Skier Lindsey Vonn, one of the biggest stars on the United States’ Olympic team — and one of the biggest attractions for NBC — announced Tuesday that she would miss next month’s Sochi Games because of a right knee injury.
Vonn, 29, wrote on Facebook that she was “devastated” by the decision, but that “the reality has sunk in that my knee is just too unstable to compete at this level.”
She added, “I did everything I possibly could to somehow get strong enough to overcome having no ACL.”
Vonn, a two-time medalist (one gold, one bronze) in 2010 in Vancouver, already was one of the biggest names on the American team, and her visibility only has grown since she began dating golfer Tiger Woods.
Vonn first injured her knee last February, tearing two ligaments during a crash at the world championships. She reinjured her surgically repaired anterior cruciate ligament in November, returned to competition in December but never fully regained her health.
She suffered a medial collateral ligament sprain that complicated her original injury — before giving up her quest Tuesday. She is expected to have more surgery soon.
In 2010, Vonn became the first American woman to win a gold medal in the Olympic downhill. She also won two gold medals at the Worlds in 2009 and has won four overall World Cup championships.
“Thank you all so much for all of the love and support,” she wrote. “I will be cheering for all of the Olympians and especially team USA!”
NBC hires Kerrigan.
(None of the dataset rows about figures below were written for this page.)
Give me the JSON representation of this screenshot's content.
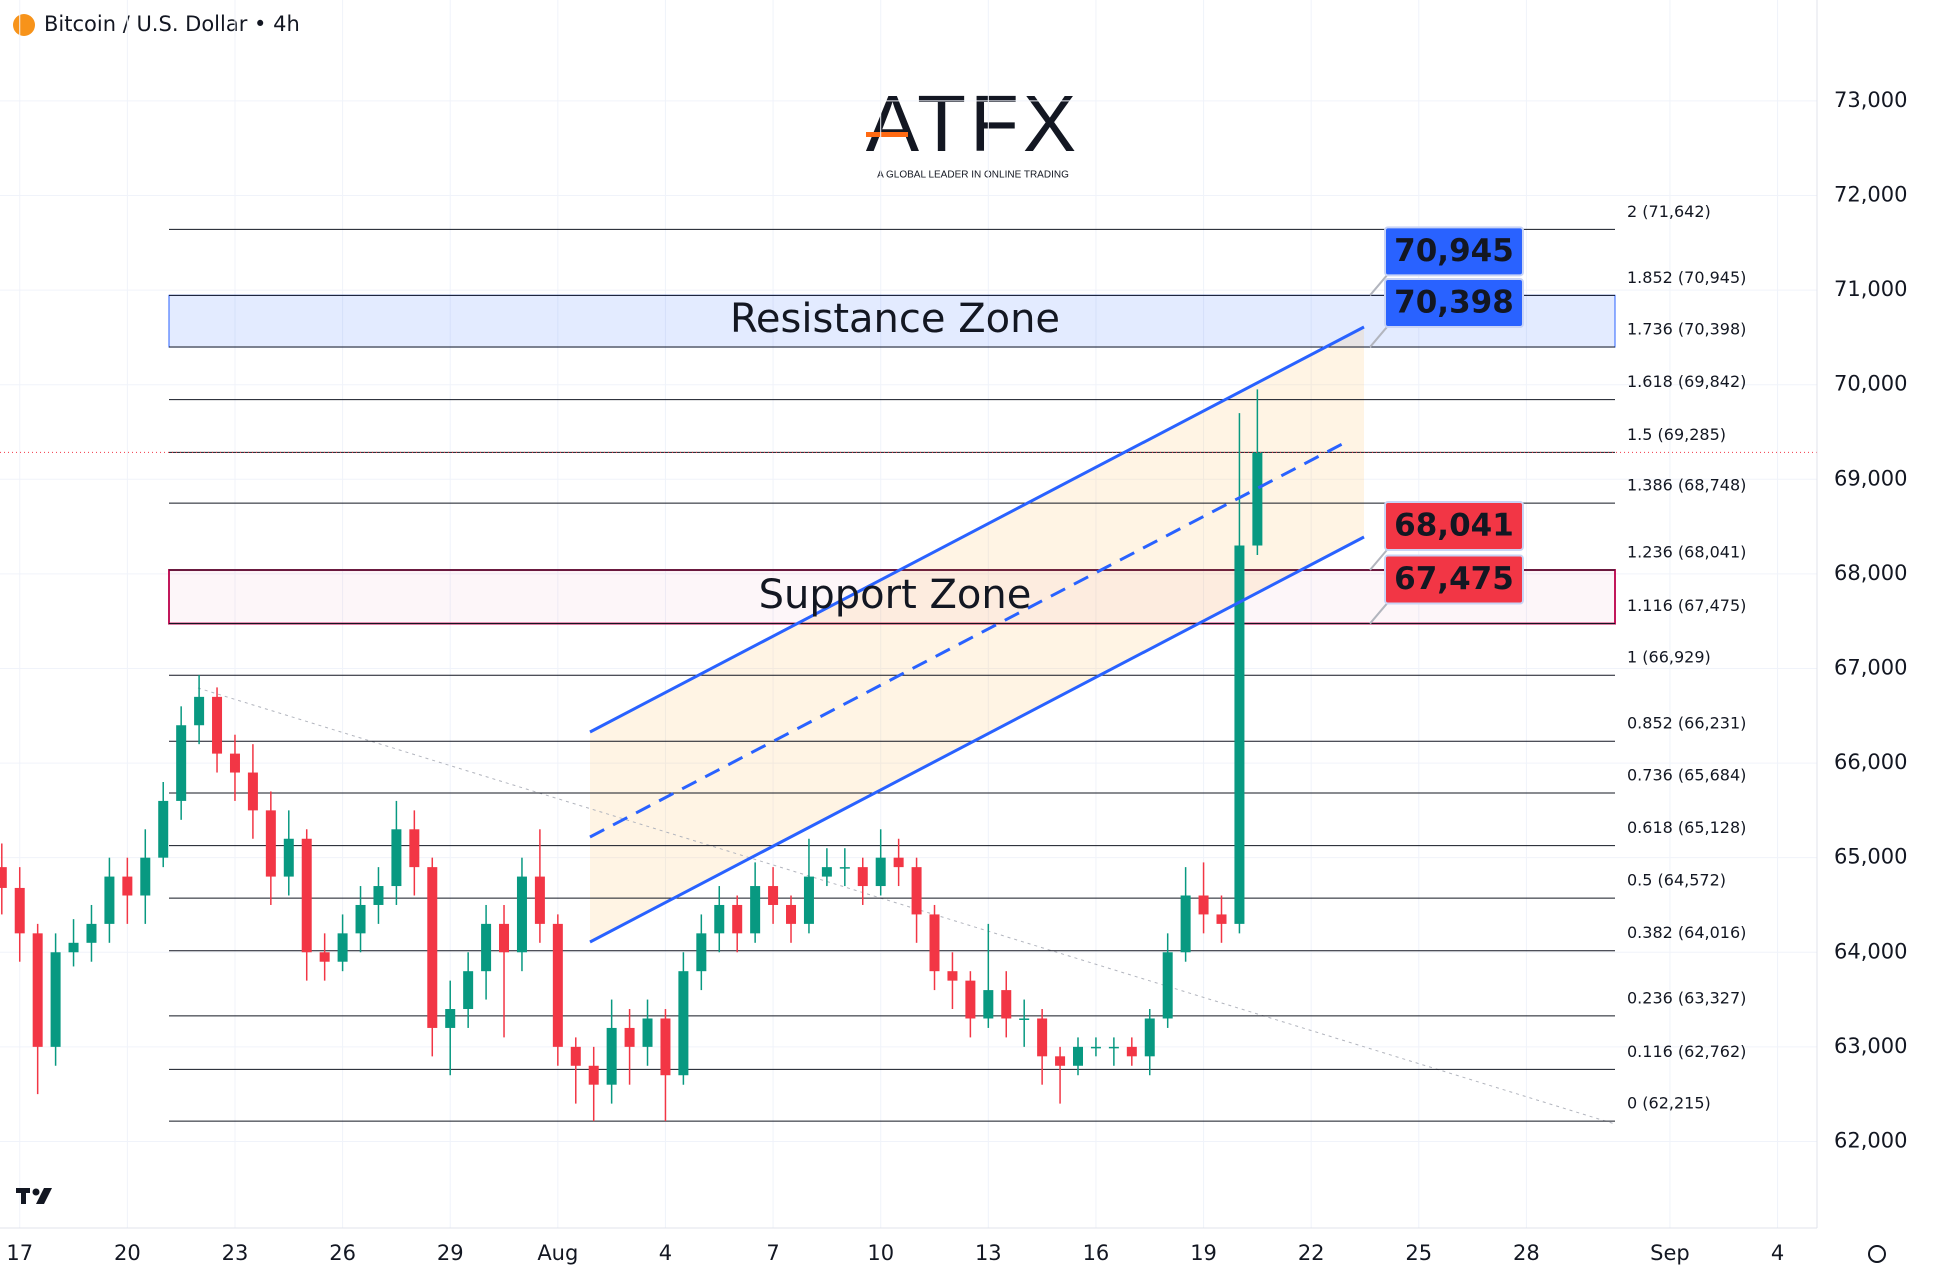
{
  "header": {
    "title": "Bitcoin / U.S. Dollar • 4h"
  },
  "logo": {
    "name": "ATFX",
    "tagline": "A GLOBAL LEADER IN ONLINE TRADING"
  },
  "chart_data": {
    "type": "candlestick",
    "colors": {
      "up": "#089981",
      "down": "#f23645"
    },
    "x": [
      -0.5,
      0,
      0.5,
      1,
      1.5,
      2,
      2.5,
      3,
      3.5,
      4,
      4.5,
      5,
      5.5,
      6,
      6.5,
      7,
      7.5,
      8,
      8.5,
      9,
      9.5,
      10,
      10.5,
      11,
      11.5,
      12,
      12.5,
      13,
      13.5,
      14,
      14.5,
      15,
      15.5,
      16,
      16.5,
      17,
      17.5,
      18,
      18.5,
      19,
      19.5,
      20,
      20.5,
      21,
      21.5,
      22,
      22.5,
      23,
      23.5,
      24,
      24.5,
      25,
      25.5,
      26,
      26.5,
      27,
      27.5,
      28,
      28.5,
      29,
      29.5,
      30,
      30.5,
      31,
      31.5,
      32,
      32.5,
      33,
      33.5,
      34,
      34.5
    ],
    "open": [
      64900,
      64680,
      64200,
      63000,
      64000,
      64100,
      64300,
      64800,
      64600,
      65000,
      65600,
      66400,
      66700,
      66100,
      65900,
      65500,
      64800,
      65200,
      64000,
      63900,
      64200,
      64500,
      64700,
      65300,
      64900,
      63200,
      63400,
      63800,
      64300,
      64000,
      64800,
      64300,
      63000,
      62800,
      62600,
      63200,
      63000,
      63300,
      62700,
      63800,
      64200,
      64500,
      64200,
      64700,
      64500,
      64300,
      64800,
      64900,
      64900,
      64700,
      65000,
      64900,
      64400,
      63800,
      63700,
      63300,
      63600,
      63300,
      63300,
      62900,
      62800,
      63000,
      63000,
      63000,
      62900,
      63300,
      64000,
      64600,
      64400,
      64300,
      68300
    ],
    "high": [
      65150,
      64900,
      64300,
      64200,
      64350,
      64500,
      65000,
      65000,
      65300,
      65800,
      66600,
      66930,
      66800,
      66300,
      66200,
      65700,
      65500,
      65300,
      64200,
      64400,
      64700,
      64900,
      65600,
      65500,
      65000,
      63700,
      64000,
      64500,
      64500,
      65000,
      65300,
      64400,
      63100,
      63000,
      63500,
      63400,
      63500,
      63400,
      64000,
      64400,
      64700,
      64600,
      64950,
      64900,
      64600,
      65200,
      65100,
      65100,
      65000,
      65300,
      65200,
      65000,
      64500,
      64000,
      63800,
      64300,
      63800,
      63500,
      63400,
      63000,
      63100,
      63100,
      63100,
      63100,
      63400,
      64200,
      64900,
      64950,
      64600,
      69700,
      69950
    ],
    "low": [
      64400,
      63900,
      62500,
      62800,
      63850,
      63900,
      64100,
      64300,
      64300,
      64900,
      65400,
      66200,
      65900,
      65600,
      65200,
      64500,
      64600,
      63700,
      63700,
      63800,
      64000,
      64300,
      64500,
      64600,
      62900,
      62700,
      63200,
      63500,
      63100,
      63800,
      64100,
      62800,
      62400,
      62215,
      62400,
      62600,
      62800,
      62215,
      62600,
      63600,
      64000,
      64000,
      64100,
      64300,
      64100,
      64200,
      64700,
      64700,
      64500,
      64600,
      64700,
      64100,
      63600,
      63400,
      63100,
      63200,
      63100,
      63000,
      62600,
      62400,
      62700,
      62900,
      62800,
      62800,
      62700,
      63200,
      63900,
      64200,
      64100,
      64200,
      68200
    ],
    "close": [
      64680,
      64200,
      63000,
      64000,
      64100,
      64300,
      64800,
      64600,
      65000,
      65600,
      66400,
      66700,
      66100,
      65900,
      65500,
      64800,
      65200,
      64000,
      63900,
      64200,
      64500,
      64700,
      65300,
      64900,
      63200,
      63400,
      63800,
      64300,
      64000,
      64800,
      64300,
      63000,
      62800,
      62600,
      63200,
      63000,
      63300,
      62700,
      63800,
      64200,
      64500,
      64200,
      64700,
      64500,
      64300,
      64800,
      64900,
      64900,
      64700,
      65000,
      64900,
      64400,
      63800,
      63700,
      63300,
      63600,
      63300,
      63300,
      62900,
      62800,
      63000,
      63000,
      63000,
      62900,
      63300,
      64000,
      64600,
      64400,
      64300,
      68300,
      69285
    ],
    "xlim": [
      -0.55,
      50.1
    ],
    "xticks": [
      {
        "value": 0,
        "label": "17"
      },
      {
        "value": 3,
        "label": "20"
      },
      {
        "value": 6,
        "label": "23"
      },
      {
        "value": 9,
        "label": "26"
      },
      {
        "value": 12,
        "label": "29"
      },
      {
        "value": 15,
        "label": "Aug"
      },
      {
        "value": 18,
        "label": "4"
      },
      {
        "value": 21,
        "label": "7"
      },
      {
        "value": 24,
        "label": "10"
      },
      {
        "value": 27,
        "label": "13"
      },
      {
        "value": 30,
        "label": "16"
      },
      {
        "value": 33,
        "label": "19"
      },
      {
        "value": 36,
        "label": "22"
      },
      {
        "value": 39,
        "label": "25"
      },
      {
        "value": 42,
        "label": "28"
      },
      {
        "value": 46,
        "label": "Sep"
      },
      {
        "value": 49,
        "label": "4"
      }
    ],
    "ylim": [
      61085,
      74067
    ],
    "yticks": [
      {
        "value": 62000,
        "label": "62,000"
      },
      {
        "value": 63000,
        "label": "63,000"
      },
      {
        "value": 64000,
        "label": "64,000"
      },
      {
        "value": 65000,
        "label": "65,000"
      },
      {
        "value": 66000,
        "label": "66,000"
      },
      {
        "value": 67000,
        "label": "67,000"
      },
      {
        "value": 68000,
        "label": "68,000"
      },
      {
        "value": 69000,
        "label": "69,000"
      },
      {
        "value": 70000,
        "label": "70,000"
      },
      {
        "value": 71000,
        "label": "71,000"
      },
      {
        "value": 72000,
        "label": "72,000"
      },
      {
        "value": 73000,
        "label": "73,000"
      }
    ],
    "fib_levels": [
      {
        "value": 71642,
        "label": "2 (71,642)"
      },
      {
        "value": 70945,
        "label": "1.852 (70,945)"
      },
      {
        "value": 70398,
        "label": "1.736 (70,398)"
      },
      {
        "value": 69842,
        "label": "1.618 (69,842)"
      },
      {
        "value": 69285,
        "label": "1.5 (69,285)"
      },
      {
        "value": 68748,
        "label": "1.386 (68,748)"
      },
      {
        "value": 68041,
        "label": "1.236 (68,041)"
      },
      {
        "value": 67475,
        "label": "1.116 (67,475)"
      },
      {
        "value": 66929,
        "label": "1 (66,929)"
      },
      {
        "value": 66231,
        "label": "0.852 (66,231)"
      },
      {
        "value": 65684,
        "label": "0.736 (65,684)"
      },
      {
        "value": 65128,
        "label": "0.618 (65,128)"
      },
      {
        "value": 64572,
        "label": "0.5 (64,572)"
      },
      {
        "value": 64016,
        "label": "0.382 (64,016)"
      },
      {
        "value": 63327,
        "label": "0.236 (63,327)"
      },
      {
        "value": 62762,
        "label": "0.116 (62,762)"
      },
      {
        "value": 62215,
        "label": "0 (62,215)"
      }
    ],
    "zones": [
      {
        "label": "Resistance Zone",
        "low": 70398,
        "high": 70945,
        "color": "#2962ff"
      },
      {
        "label": "Support Zone",
        "low": 67475,
        "high": 68041,
        "color": "#c2185b"
      }
    ],
    "price_labels": {
      "values": [
        70945,
        70398,
        68041,
        67475
      ],
      "value_labels": [
        "70,945",
        "70,398",
        "68,041",
        "67,475"
      ],
      "colors": [
        "#2962ff",
        "#2962ff",
        "#f23645",
        "#f23645"
      ]
    }
  }
}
While Lazarus said he would be open to speaking to Vonn about a role in Sochi, NBC unveiled an even bigger star of Olympics past when it announced Nancy Kerrigan would work for the network at the Winter Games.
Kerrigan will serve in a variety of capacities, but she will not be a color analyst during the figure skating competition itself. She also agreed to participate in a long-form feature NBC will show during the Games about the 1994 episode in which Kerrigan was attacked before the Games by an assailant hired by rival Tonya Harding’s ex-husband and her bodyguard.
“It’s not something I think about on a daily basis unless I’m asked,” Kerrigan said, a day after the 20th anniversary of that attack. “That was a part of my life that was just bizarre. To be remembered as a victim of an attack as opposed to having two Olympic medals and all the hard work that went into it, I hope that doesn’t overshadow everything that I did. It was just a moment.”